Zehra, kafasını yastığa koyduğunda düşünmeye başladı. Tüm dostlarını, öğretmenlerini, okulunu, mahallesini, okul dönüşü yanından gülümseyerek geçtiği çocuk parkını, hafta sonu arkadaşlarıyla buluştukları kafeyi, hepsini bir bir düşündü. Yüzünde anılarının ona armağan ettiği gülümsemesiyle uyudu. Zihni gecenin rüyasını oynatmaya başladığında çoktan takvimden bir yaprak daha ayrılmıştı. Bu da demek oluyordu ki okuldaki son günüydü. Arkadaşlarıyla çokça vakit geçirdi. Okul çıkışında da her zamanki kafenin her zamanki masasında oturup belki de son kez bir araya geldiler. Çok eğlendiler ama hepsinin aklında belki de bu ekip bir daha birleşemeyecek, sadece anılarda kalacak düşüncesi vardı. Zehra’nın okuldan gidecek olması onlara bu gerçeği hatırlattı. Gün boyu hiçbiri hüznünü birbirine yansıtmadı ama ayrılırken gözyaşları daha fazla tutunamadı. Zehra bütün dostlarına teker teker sımsıkı sarıldı.

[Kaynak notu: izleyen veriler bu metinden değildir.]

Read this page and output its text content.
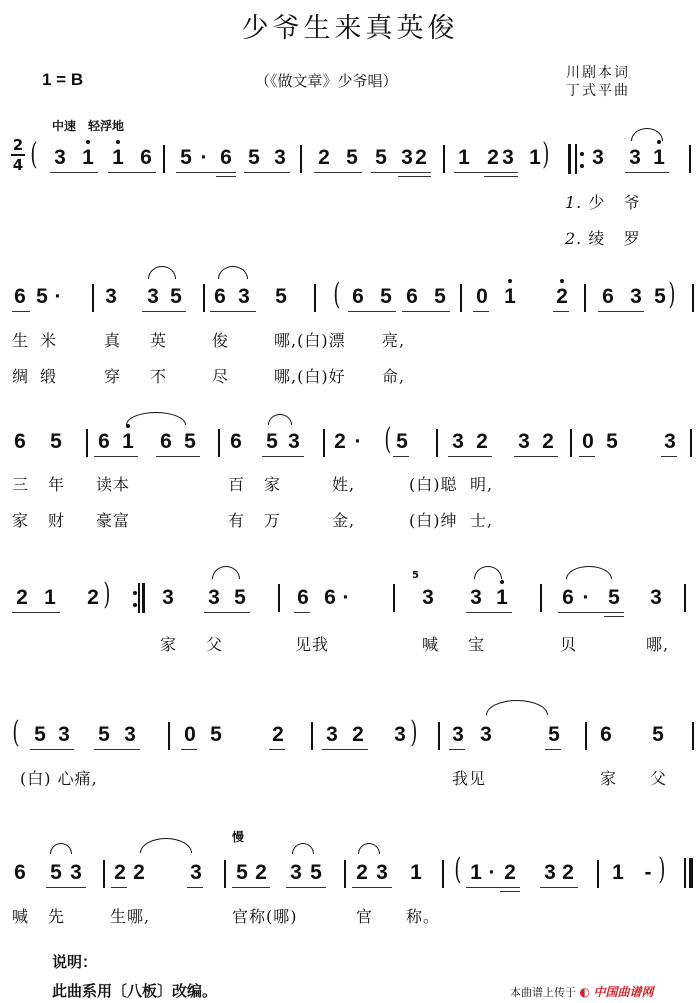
少爷生来真英俊
1 = B	（《做文章》少爷唱）	川剧本词
丁式平曲
中速　轻浮地
2
4 ( 3 1 1 6 5 · 6 5 3 2 5 5 3 2 1 2 3 1 ) 3 3 1
1. 少 爷
2. 绫 罗
6 5 · 3 3 5 6 3 5 ( 6 5 6 5 0 1 2 6 3 5 )
生 米	真 英	俊	哪,(白)漂 亮,
绸 缎	穿 不	尽	哪,(白)好 命,
6 5 6 1 6 5 6 5 3 2 · ( 5 3 2 3 2 0 5 3
三 年 读本	百 家	姓,	(白)聪 明,
家 财 豪富	有 万	金,	(白)绅 士,
2 1 2 ) 3 3 5 6 6 ·
5
3 3 1	6 · 5 3
家 父	见我	喊 宝	贝	哪,
( 5 3 5 3 0 5 2 3 2 3 ) 3 3	5 6 5
(白) 心痛,	我见	家 父
慢
6 5 3 2 2 3 5 2 3 5 2 3 1 ( 1 · 2 3 2 1 - )
喊 先	生哪,	官称(哪)	官 称。
说明：
此曲系用〔八板〕改编。	本曲谱上传于 ◐ 中国曲谱网
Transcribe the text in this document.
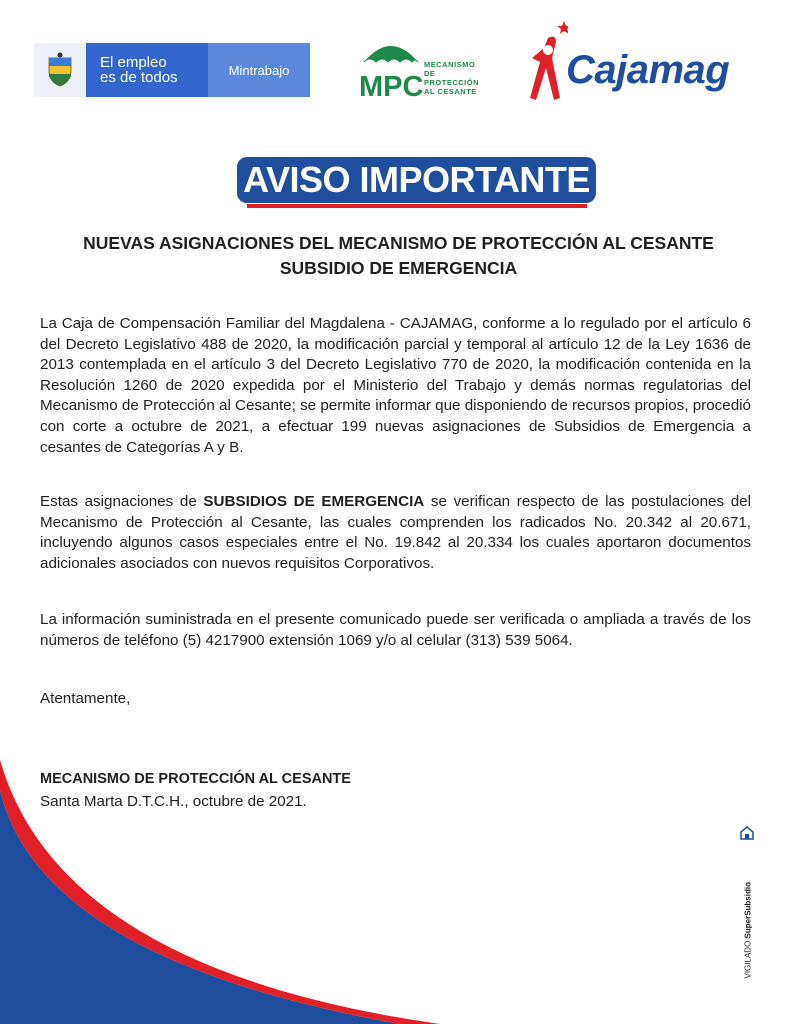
El empleo
es de todos	Mintrabajo
MPC
MECANISMO DE
PROTECCIÓN
AL CESANTE Cajamag
AVISO IMPORTANTE
NUEVAS ASIGNACIONES DEL MECANISMO DE PROTECCIÓN AL CESANTE
SUBSIDIO DE EMERGENCIA
La Caja de Compensación Familiar del Magdalena - CAJAMAG, conforme a lo regulado por el artículo 6 del Decreto Legislativo 488 de 2020, la modificación parcial y temporal al artículo 12 de la Ley 1636 de 2013 contemplada en el artículo 3 del Decreto Legislativo 770 de 2020, la modificación contenida en la Resolución 1260 de 2020 expedida por el Ministerio del Trabajo y demás normas regulatorias del Mecanismo de Protección al Cesante; se permite informar que disponiendo de recursos propios, procedió con corte a octubre de 2021, a efectuar 199 nuevas asignaciones de Subsidios de Emergencia a cesantes de Categorías A y B.
Estas asignaciones de SUBSIDIOS DE EMERGENCIA se verifican respecto de las postulaciones del Mecanismo de Protección al Cesante, las cuales comprenden los radicados No. 20.342 al 20.671, incluyendo algunos casos especiales entre el No. 19.842 al 20.334 los cuales aportaron documentos adicionales asociados con nuevos requisitos Corporativos.
La información suministrada en el presente comunicado puede ser verificada o ampliada a través de los números de teléfono (5) 4217900 extensión 1069 y/o al celular (313) 539 5064.
Atentamente,
MECANISMO DE PROTECCIÓN AL CESANTE
Santa Marta D.T.C.H., octubre de 2021.
VIGILADO SuperSubsidio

Eve dönüş yoluysa oldukça duygusaldı. Her zaman gülümseyerek bakıp geçtiği çocuk parkı bu kez Zehra’nın gözyaşlarına şahit oldu. Sabahları geç kalıp kahvaltı yapamadığında patatesli poğaçasını aldığı büfe, lisenin ilk günü okula giderken ayağının takıldığı kaldırım çukuru, gölgesinde soluklandığı, Sevim Teyzenin dut ağacı… Her biri uğurlarcasına el salladı sanki Zehra’ya.